U.S. Congress Shouldn’t Preempt California Privacy Law: State Official

November 28, 2018 – California Attorney General Xavier Becerra warned on Wednesday that the U.S. Congress should not pass a relatively weak online privacy bill to protect consumer data and use it to take precedence over a new California law.

Big tech companies are pushing for a federal bill to preempt California’s law, which Governor Jerry Brown signed into law in June but whose provisions are not due to go into effect until 2020.

“Do no harm simply means don’t stop good work, good practices that have already occurred in the states by preempting the states from doing the things that have worked,” Becerra told Reuters in an interview.

California’s law gives consumers more control over how companies collect and manage their personal information, including allowing them to request that data be deleted and to opt out of having their data sold to third parties.
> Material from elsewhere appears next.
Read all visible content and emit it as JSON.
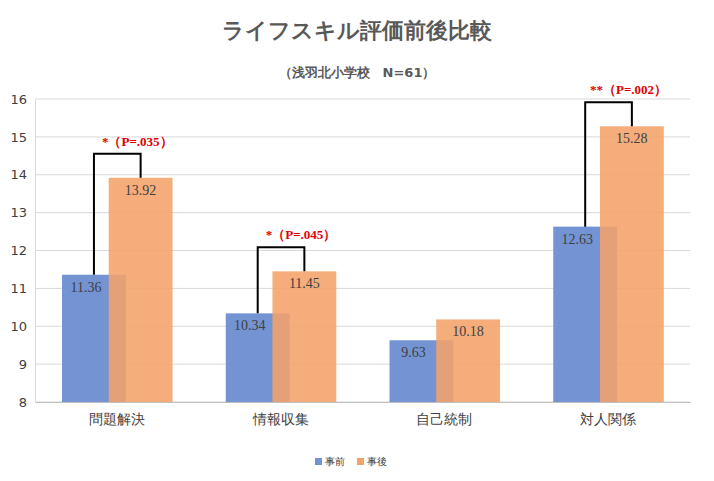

U.S. lawmakers are drafting a privacy bill, expected to be finished early in the next session of Congress, that might, for example, allow the government to fine companies for misusing consumer data or allowing it to be stolen.

Becerra on Wednesday also noted the importance of supporting an industry that has led to the creation of wildly successful companies like Facebook and Alphabet Inc’s Google, both of which are based in California.

He noted that California, in 2003, was the first state to have a law requiring that consumers be notified in the case of data breach.

Becerra said that state attorneys general met earlier this month to discuss the role of antitrust in a data-driven, high-tech economy, and said they were “trying to figure it out.” He did not identify any of the states in the meeting.

“We want to make sure that we don’t stifle an industry that has created some tremendous opportunities in employment,” he said. “At the same time, we’re not interested in seeing breaches in personal information that are causing a lot of consumers real harm.”